What does this exciting sounding document propose to do?
On Thursday (14.03.13) the Court of Appeal awarded damages of between £530 and £570 to jobseekers who had been illegally forced to work for organisations such as Poundland for no pay. Note that the ‘Workfare’ scheme itself was not breaking the rules; instead, the three senior judges ruled that Iain Duncan Smith’s Department for Work and Pensions had been given insufficient legal information about what they were required to do, and their rights. It had essentially tricked highly qualified people such as Cait Reilly and Jamieson Wilson into working for free, in jobs that would not enhance their employment prospects.
The DWP immediately tabled today’s bill, with the full force of government, such that it can receive multiple ‘readings’ today, allowing the government to pass it. This is ‘rushing through’ with all the bunting.

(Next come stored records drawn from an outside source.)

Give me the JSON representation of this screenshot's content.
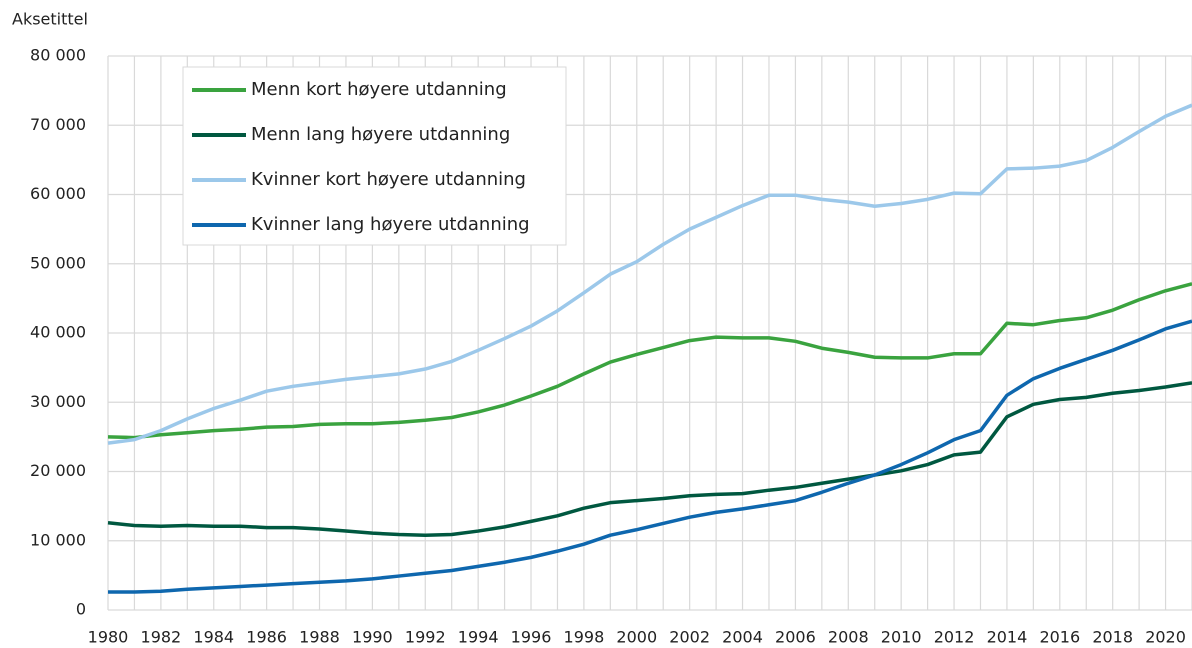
{
  "chart_data": {
    "type": "line",
    "y_axis_label": "Aksetittel",
    "x": [
      1980,
      1981,
      1982,
      1983,
      1984,
      1985,
      1986,
      1987,
      1988,
      1989,
      1990,
      1991,
      1992,
      1993,
      1994,
      1995,
      1996,
      1997,
      1998,
      1999,
      2000,
      2001,
      2002,
      2003,
      2004,
      2005,
      2006,
      2007,
      2008,
      2009,
      2010,
      2011,
      2012,
      2013,
      2014,
      2015,
      2016,
      2017,
      2018,
      2019,
      2020,
      2021
    ],
    "xlim": [
      1980,
      2021
    ],
    "xticks": [
      1980,
      1982,
      1984,
      1986,
      1988,
      1990,
      1992,
      1994,
      1996,
      1998,
      2000,
      2002,
      2004,
      2006,
      2008,
      2010,
      2012,
      2014,
      2016,
      2018,
      2020
    ],
    "ylim": [
      0,
      80000
    ],
    "yticks": [
      0,
      {
        "value": 10000,
        "label": "10 000"
      },
      {
        "value": 20000,
        "label": "20 000"
      },
      {
        "value": 30000,
        "label": "30 000"
      },
      {
        "value": 40000,
        "label": "40 000"
      },
      {
        "value": 50000,
        "label": "50 000"
      },
      {
        "value": 60000,
        "label": "60 000"
      },
      {
        "value": 70000,
        "label": "70 000"
      },
      {
        "value": 80000,
        "label": "80 000"
      }
    ],
    "grid": true,
    "legend": "upper left",
    "series": [
      {
        "name": "Menn kort høyere utdanning",
        "color": "#3aa33f",
        "values": [
          25000,
          24900,
          25300,
          25600,
          25900,
          26100,
          26400,
          26500,
          26800,
          26900,
          26900,
          27100,
          27400,
          27800,
          28600,
          29600,
          30900,
          32300,
          34100,
          35800,
          36900,
          37900,
          38900,
          39400,
          39300,
          39300,
          38800,
          37800,
          37200,
          36500,
          36400,
          36400,
          37000,
          37000,
          41400,
          41200,
          41800,
          42200,
          43300,
          44800,
          46100,
          47100
        ]
      },
      {
        "name": "Menn lang høyere utdanning",
        "color": "#005840",
        "values": [
          12600,
          12200,
          12100,
          12200,
          12100,
          12100,
          11900,
          11900,
          11700,
          11400,
          11100,
          10900,
          10800,
          10900,
          11400,
          12000,
          12800,
          13600,
          14700,
          15500,
          15800,
          16100,
          16500,
          16700,
          16800,
          17300,
          17700,
          18300,
          18900,
          19500,
          20100,
          21000,
          22400,
          22800,
          27900,
          29700,
          30400,
          30700,
          31300,
          31700,
          32200,
          32800
        ]
      },
      {
        "name": "Kvinner kort høyere utdanning",
        "color": "#9cc8ea",
        "values": [
          24100,
          24600,
          25900,
          27600,
          29100,
          30300,
          31600,
          32300,
          32800,
          33300,
          33700,
          34100,
          34800,
          35900,
          37500,
          39200,
          41000,
          43200,
          45800,
          48500,
          50300,
          52800,
          55000,
          56700,
          58400,
          59900,
          59900,
          59300,
          58900,
          58300,
          58700,
          59300,
          60200,
          60100,
          63700,
          63800,
          64100,
          64900,
          66800,
          69100,
          71300,
          72900
        ]
      },
      {
        "name": "Kvinner lang høyere utdanning",
        "color": "#0e67ae",
        "values": [
          2600,
          2600,
          2700,
          3000,
          3200,
          3400,
          3600,
          3800,
          4000,
          4200,
          4500,
          4900,
          5300,
          5700,
          6300,
          6900,
          7600,
          8500,
          9500,
          10800,
          11600,
          12500,
          13400,
          14100,
          14600,
          15200,
          15800,
          17000,
          18300,
          19500,
          21000,
          22700,
          24600,
          25900,
          31000,
          33400,
          34900,
          36200,
          37500,
          39000,
          40600,
          41700
        ]
      }
    ]
  }
}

This bill will effectively reverse the court of appeal’s decision in order to “protect the national economy” from the claims of other 225,000 participants in Workfare and similar schemes (including the flagship Work Programme), whose cases could cost the government over £130 million.
The legality and morality of the work programmes are not the issue here. Neither is the potential cost to the taxpayer. The issue is that the Coalition government intends to quietly rush through a law-change that works ‘retroactively’, i.e. ‘working backwards’. They committed a crime, and are now, after the act, making that act legal. Only Owen Jones and the unions are taking notice.

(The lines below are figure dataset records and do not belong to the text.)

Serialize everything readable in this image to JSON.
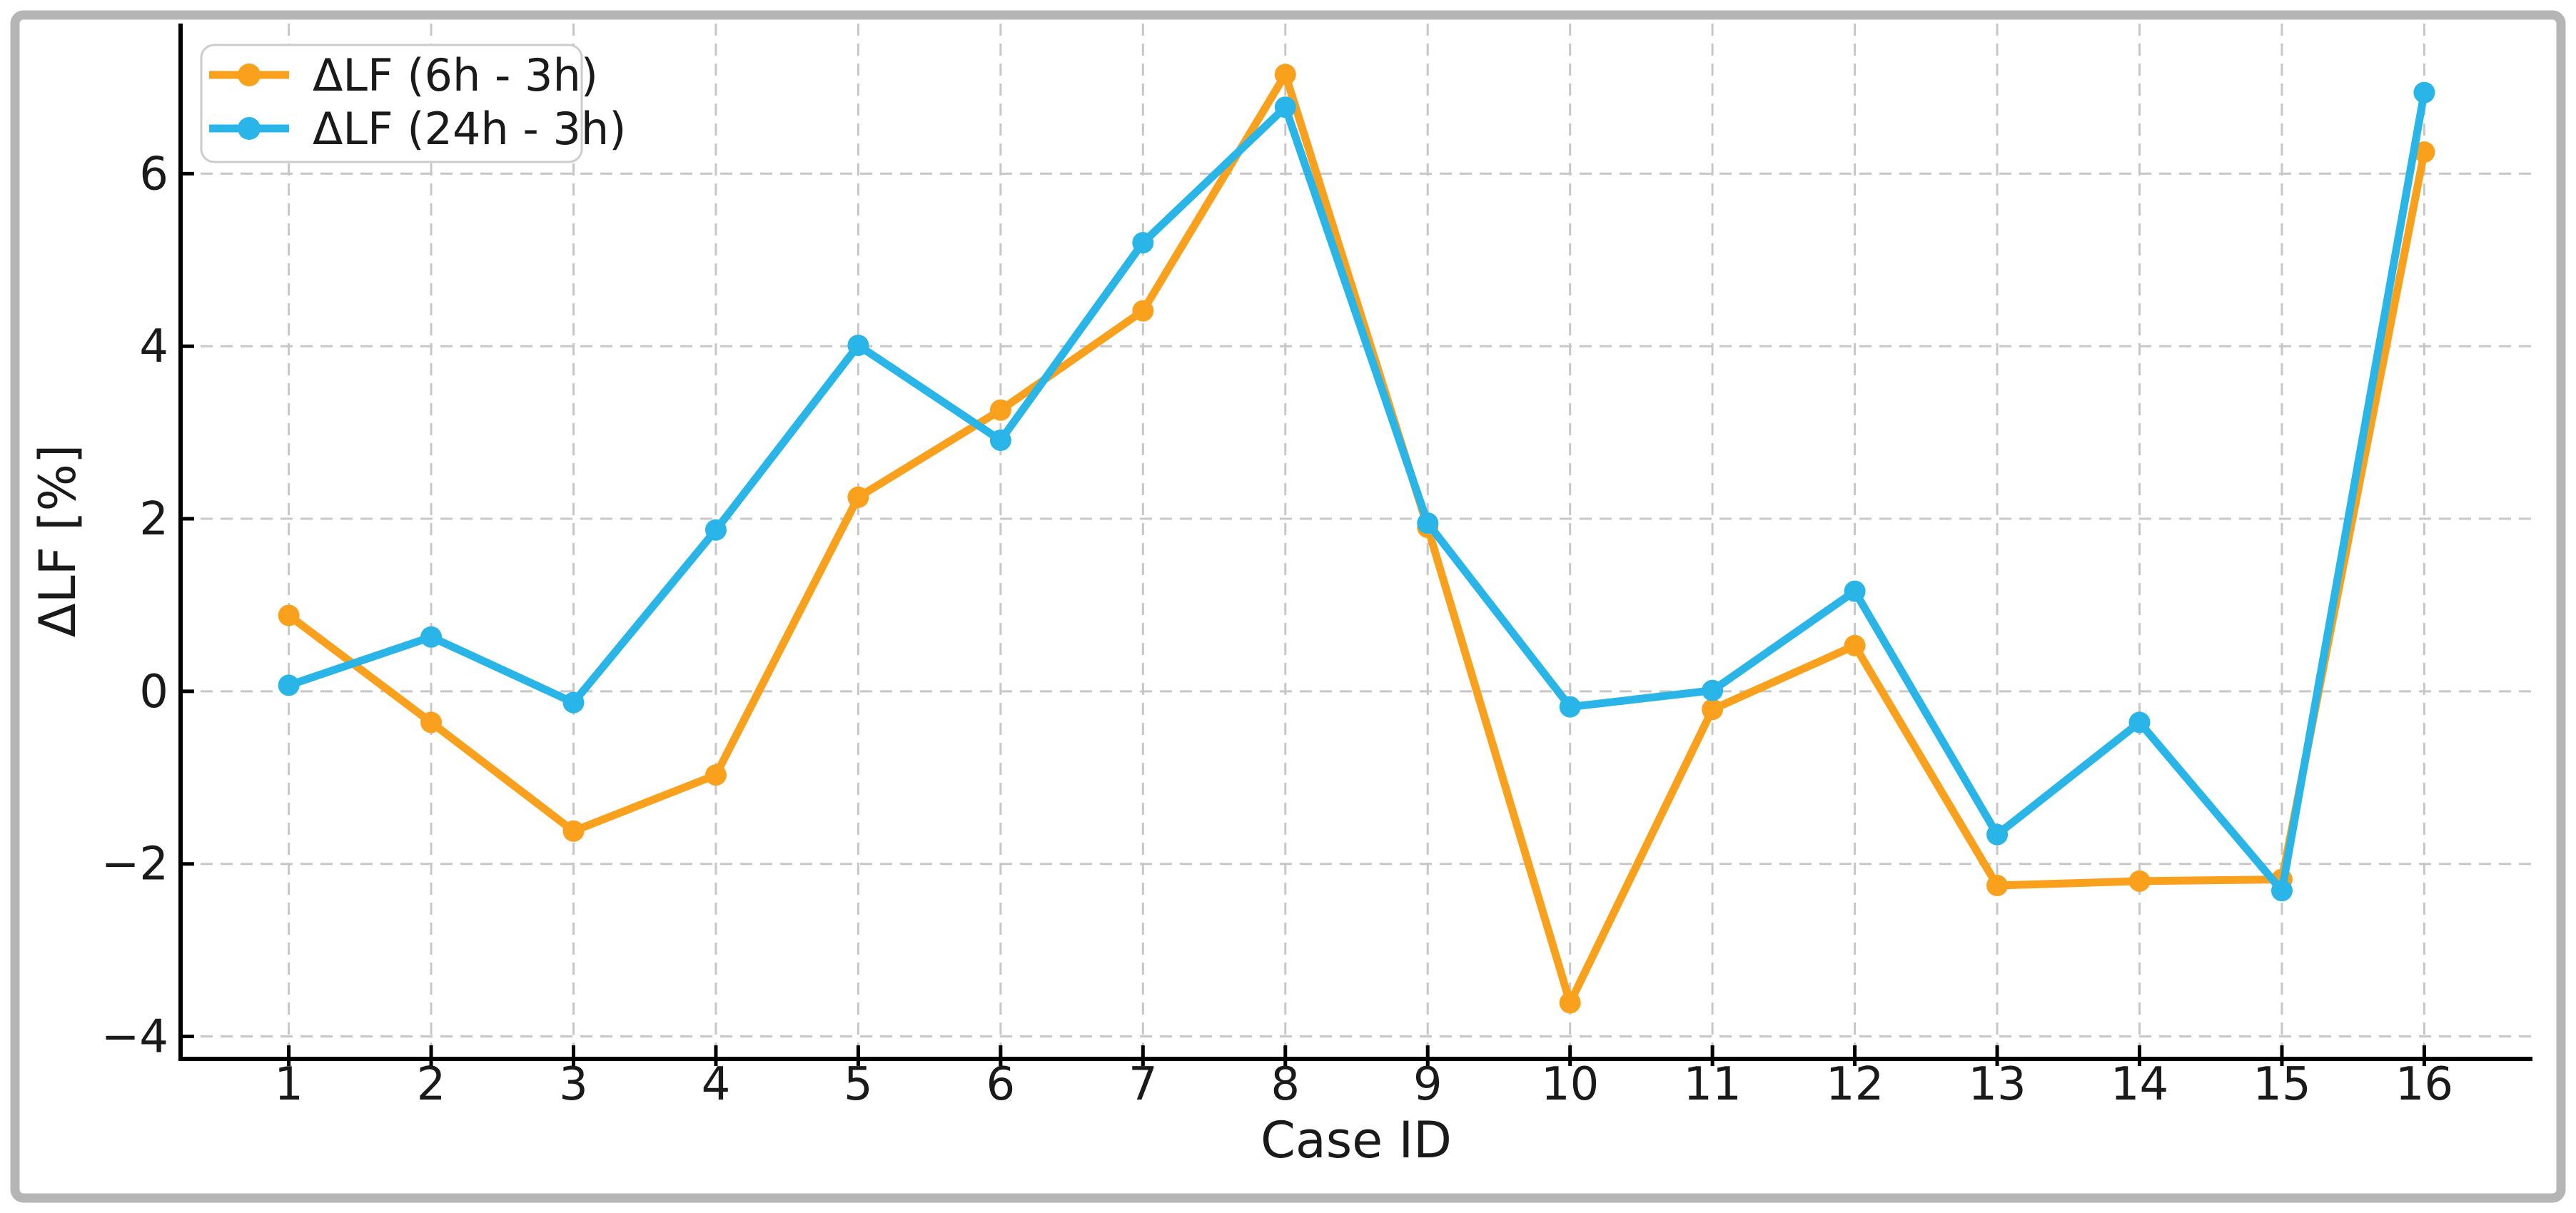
{
  "figure": {
    "background": "#ffffff",
    "border_color": "#b5b5b5",
    "text_color": "#1a1a1a",
    "grid_color": "#c7c7c7",
    "spine_color": "#000000",
    "legend_border_color": "#cccccc"
  },
  "chart_data": {
    "type": "line",
    "title": "",
    "xlabel": "Case ID",
    "ylabel": "ΔLF [%]",
    "categories": [
      1,
      2,
      3,
      4,
      5,
      6,
      7,
      8,
      9,
      10,
      11,
      12,
      13,
      14,
      15,
      16
    ],
    "series": [
      {
        "name": "ΔLF (6h - 3h)",
        "color": "#F9A01C",
        "values": [
          0.88,
          -0.36,
          -1.62,
          -0.97,
          2.25,
          3.26,
          4.41,
          7.15,
          1.9,
          -3.61,
          -0.21,
          0.53,
          -2.25,
          -2.2,
          -2.18,
          6.25
        ]
      },
      {
        "name": "ΔLF (24h - 3h)",
        "color": "#29B5E8",
        "values": [
          0.07,
          0.63,
          -0.13,
          1.87,
          4.01,
          2.91,
          5.2,
          6.77,
          1.95,
          -0.18,
          0.01,
          1.16,
          -1.66,
          -0.36,
          -2.31,
          6.94
        ]
      }
    ],
    "yticks": [
      6,
      4,
      2,
      0,
      -2,
      -4
    ],
    "xlim": [
      0.24,
      16.76
    ],
    "ylim": [
      -4.26,
      7.74
    ],
    "grid": true,
    "legend_position": "upper left"
  }
}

The precedent is a terrifying threat to civil liberty, and because the UK has no codified constitution, it’s entirely within parliament’s prerogative. If government can simply rule on actions ‘ex post facto’ (after the event) then nothing is sacred. You could be walking your dog in Doncaster, completely legally, on Monday, and on Tuesday find that your perambulation was illegal and carries a life sentence. True, criminal cases would be subject to the European Convention on Human Rights, but thanks to Parliamentary Sovereignty, the government can ignore such trifles. The entire concept of ‘Rule of Law’ is undermined as soon as the government starts to cover its back like this.
If the government becomes accustomed to this new power, a number of injustices could follow. Theresa May might change the UK’s extradition laws to allow the Home Office to pack Abu Hamza off on a flight to Jordan, despite UK courts’ fear that he will be tortured or evidence derived from torture will be used against him. Cameron could change laws and storm Ecuador’s embassy for Julian Assange. Even Oliver Cromwell, a famed despot and regicide not best known for his love of the rule of law, baulked when his Protectorate Parliament used retroactive legislation to torture a blasphemer. The Allied forces refused to use ex post facto laws in the Nuremberg Trials, even though this meant prominent Nazis escaped lightly.
If the government passes the Jobseekers (Back to Work Schemes) Bill (Amendments, etc.) (Motion), a key tenet of Britain’s legal tradition will have been undermined.